PHP get what printed on command line to a variable

Question

I have the following PHP code:

<?php
$video = "C:\Users\Administrator\myVideo\processing\video.mp4";
$cmd = 'ffmpeg -i "' . $video .'" 2>&1 | wtee buffer.txt'; // wtee is a Windows version of tee

exec($cmd);
echo($cmd);
?>

If I run aa.php, which contains the above code, it won't work.

But if I run the $cmd that is being echoed out on the command prompt directly, the file buffer.txt is created and works.

I want to get the output of this:

$cmd = 'ffmpeg -i "' . $video .'"'

Into a variable like, e.g. $output.

This code, so far, prints blank:

exec($cmd,$output,$result);
print_r($output);

Answer 1

Like you mentioned, that your code works directly from command line but not from PHP CLI, is most likely because of log file permissions, which means, you must create a log file with correct permissions first, and then write your output there!

For example, from command line (not PHP) make sure that you delete your log file buffer.txt and run your PHP code again. Most likely it will not work as your file doesn't exist. Remember, when you run that command from command line directly, your log file, which is buffer.txt is created with special permissions (not only read/write, but also group and owner (Linux)). When PHP creates a file, by default, it uses nobody nobody for owner/group and you already have a log file (as you ran that same command from command line), which is created by other user (I suppose administrator), as a result you can be sure that PHP will not be able to use it, just because of the wrong file permissions. Try to see what is on your current log file owner/group by executing ls -ls in Linux or DIR /Q in Windows to get the idea.

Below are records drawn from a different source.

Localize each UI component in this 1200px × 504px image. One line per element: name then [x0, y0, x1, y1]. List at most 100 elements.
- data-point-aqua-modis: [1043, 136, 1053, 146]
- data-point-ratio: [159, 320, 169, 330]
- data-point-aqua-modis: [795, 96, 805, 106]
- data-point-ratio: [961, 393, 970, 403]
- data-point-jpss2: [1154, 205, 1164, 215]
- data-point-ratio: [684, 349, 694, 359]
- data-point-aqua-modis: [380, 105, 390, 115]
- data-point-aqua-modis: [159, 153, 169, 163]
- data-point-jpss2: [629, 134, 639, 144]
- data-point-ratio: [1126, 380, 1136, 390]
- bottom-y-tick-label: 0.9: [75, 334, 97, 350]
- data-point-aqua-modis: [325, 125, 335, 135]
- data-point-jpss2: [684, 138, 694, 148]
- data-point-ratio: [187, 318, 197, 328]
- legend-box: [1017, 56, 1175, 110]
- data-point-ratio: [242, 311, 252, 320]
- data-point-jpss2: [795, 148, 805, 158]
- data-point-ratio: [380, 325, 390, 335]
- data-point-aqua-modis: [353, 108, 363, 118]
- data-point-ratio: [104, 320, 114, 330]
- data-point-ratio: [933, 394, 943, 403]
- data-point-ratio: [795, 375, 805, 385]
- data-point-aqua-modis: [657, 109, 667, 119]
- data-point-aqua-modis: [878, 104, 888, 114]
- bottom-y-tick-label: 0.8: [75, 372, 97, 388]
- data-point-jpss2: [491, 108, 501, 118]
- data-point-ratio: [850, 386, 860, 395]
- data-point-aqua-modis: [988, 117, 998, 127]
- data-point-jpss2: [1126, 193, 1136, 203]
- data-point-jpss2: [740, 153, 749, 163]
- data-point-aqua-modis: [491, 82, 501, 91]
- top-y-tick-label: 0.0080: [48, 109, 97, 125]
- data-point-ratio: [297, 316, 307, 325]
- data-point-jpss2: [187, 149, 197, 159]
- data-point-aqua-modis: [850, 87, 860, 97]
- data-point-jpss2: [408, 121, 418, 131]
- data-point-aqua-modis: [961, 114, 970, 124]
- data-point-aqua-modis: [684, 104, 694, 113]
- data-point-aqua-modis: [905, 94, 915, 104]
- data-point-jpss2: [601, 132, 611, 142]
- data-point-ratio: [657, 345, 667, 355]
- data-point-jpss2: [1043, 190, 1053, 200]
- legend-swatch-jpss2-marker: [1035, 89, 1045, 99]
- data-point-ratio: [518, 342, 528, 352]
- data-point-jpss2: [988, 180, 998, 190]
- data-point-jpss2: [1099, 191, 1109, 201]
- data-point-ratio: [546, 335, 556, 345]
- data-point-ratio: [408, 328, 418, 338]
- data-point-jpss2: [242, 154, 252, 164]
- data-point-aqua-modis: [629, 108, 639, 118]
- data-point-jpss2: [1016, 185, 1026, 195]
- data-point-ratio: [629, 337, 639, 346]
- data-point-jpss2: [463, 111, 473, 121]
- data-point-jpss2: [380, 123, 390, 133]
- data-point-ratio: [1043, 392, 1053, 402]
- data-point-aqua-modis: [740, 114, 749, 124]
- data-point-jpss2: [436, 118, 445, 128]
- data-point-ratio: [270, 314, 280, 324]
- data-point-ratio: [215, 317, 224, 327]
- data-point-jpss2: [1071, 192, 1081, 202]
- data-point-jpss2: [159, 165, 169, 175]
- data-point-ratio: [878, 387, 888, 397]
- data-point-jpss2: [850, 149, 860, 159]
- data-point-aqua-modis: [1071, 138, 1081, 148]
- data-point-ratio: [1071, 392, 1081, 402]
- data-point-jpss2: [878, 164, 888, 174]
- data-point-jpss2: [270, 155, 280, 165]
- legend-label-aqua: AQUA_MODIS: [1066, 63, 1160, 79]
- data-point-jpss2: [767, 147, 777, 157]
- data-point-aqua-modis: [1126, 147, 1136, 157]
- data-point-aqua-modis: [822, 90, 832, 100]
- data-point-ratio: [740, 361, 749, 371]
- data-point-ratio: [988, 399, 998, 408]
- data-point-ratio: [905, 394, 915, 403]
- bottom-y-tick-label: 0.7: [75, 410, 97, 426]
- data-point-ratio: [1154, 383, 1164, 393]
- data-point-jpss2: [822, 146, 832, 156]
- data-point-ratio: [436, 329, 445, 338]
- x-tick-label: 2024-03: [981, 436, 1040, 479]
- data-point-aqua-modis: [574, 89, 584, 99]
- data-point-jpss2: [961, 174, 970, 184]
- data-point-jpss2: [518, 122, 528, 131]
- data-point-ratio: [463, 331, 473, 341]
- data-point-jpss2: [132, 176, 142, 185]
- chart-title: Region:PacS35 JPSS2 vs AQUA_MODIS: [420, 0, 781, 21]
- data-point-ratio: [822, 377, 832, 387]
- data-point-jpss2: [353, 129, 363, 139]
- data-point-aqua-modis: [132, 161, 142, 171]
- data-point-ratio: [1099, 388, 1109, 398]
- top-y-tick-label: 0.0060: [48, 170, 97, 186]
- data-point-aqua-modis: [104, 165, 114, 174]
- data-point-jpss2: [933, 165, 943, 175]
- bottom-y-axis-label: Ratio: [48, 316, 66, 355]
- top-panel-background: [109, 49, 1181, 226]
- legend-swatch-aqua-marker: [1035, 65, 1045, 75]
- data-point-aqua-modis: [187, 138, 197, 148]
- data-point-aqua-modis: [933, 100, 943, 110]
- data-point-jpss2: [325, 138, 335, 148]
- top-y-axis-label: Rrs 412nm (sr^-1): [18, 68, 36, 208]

Besides everything, make sure that you're not running PHP in safe mode, as a result exec might not work as you expect it, because it's disabled if PHP is in safe mode.

1. shell_exec() (functional equivalent of backticks) This function is disabled when PHP is running in safe mode.

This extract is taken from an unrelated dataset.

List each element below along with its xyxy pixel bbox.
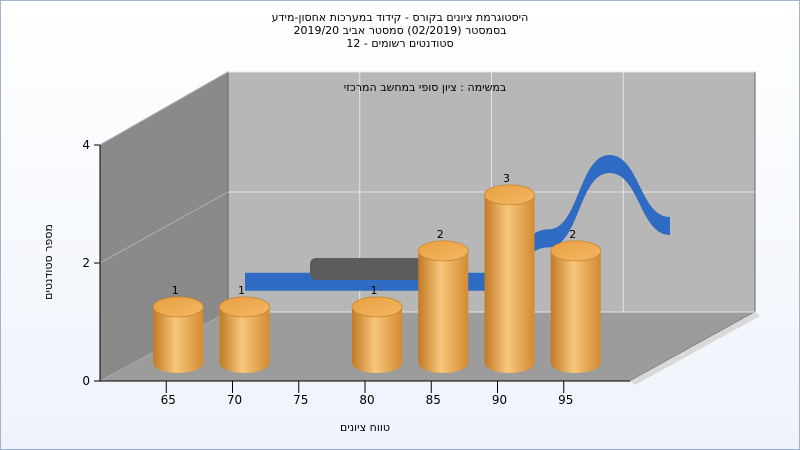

2. exec() You can only execute executables within the safe_mode_exec_dir. For practical reasons it's currently not allowed to have components in the path to the executable. escapeshellcmd() is executed on the argument of this function.

You can check your server's PHP settings with the phpinfo() function.

Your code should rather look like this:

exec("$cmd 2>&1", $output);
log_conversion($config['logs_path']. '/' .$video_id. '_log.txt', $cmd);
log_conversion($config['logs_path']. '/' .$video_id. '_log.txt', implode("\n", $output));

What does that mean? If you say 2>&1 then you are redirecting stderr to wherever stdout is currently redirected to. If stdout is going to the console then stderr is, too. If stdout is going to a file then stderr is as well.

Please read more about command redirections in articles Using command redirection operators for Windows or All about redirection for Linux.

Your log conversion function, could be something like this:

function log_conversion($file_path, $text)
{
    $file_dir = dirname($file_path);
    if( !file_exists($file_dir) || !is_dir($file_dir) || !is_writable($file_dir) )
        return false;

    $write_mode = 'w';
    if( file_exists($file_path) && is_file($file_path) && is_writable($file_path) )
        $write_mode = 'a';

    $handle = fopen($file_path, $write_mode);
    if( !$handle )
        return false;

    if( fwrite($handle, $text. "\n") == FALSE )
        return false;

    @fclose($handle);
}

It's very important to make sure that the log file you create is writable and has correct permissions!

I personally delete the log file in case it exists, to make sure that I have recent and reasonable log file.

I bet it will work either like this or with small tweaking!

If it doesn't work for you, please let me know and I will elaborate!

Answer 2

exec requires an array for the output variable. So try:

$output = array();
exec($cmd, $output, $result);

That will give you an array where each element is a line returned by your command.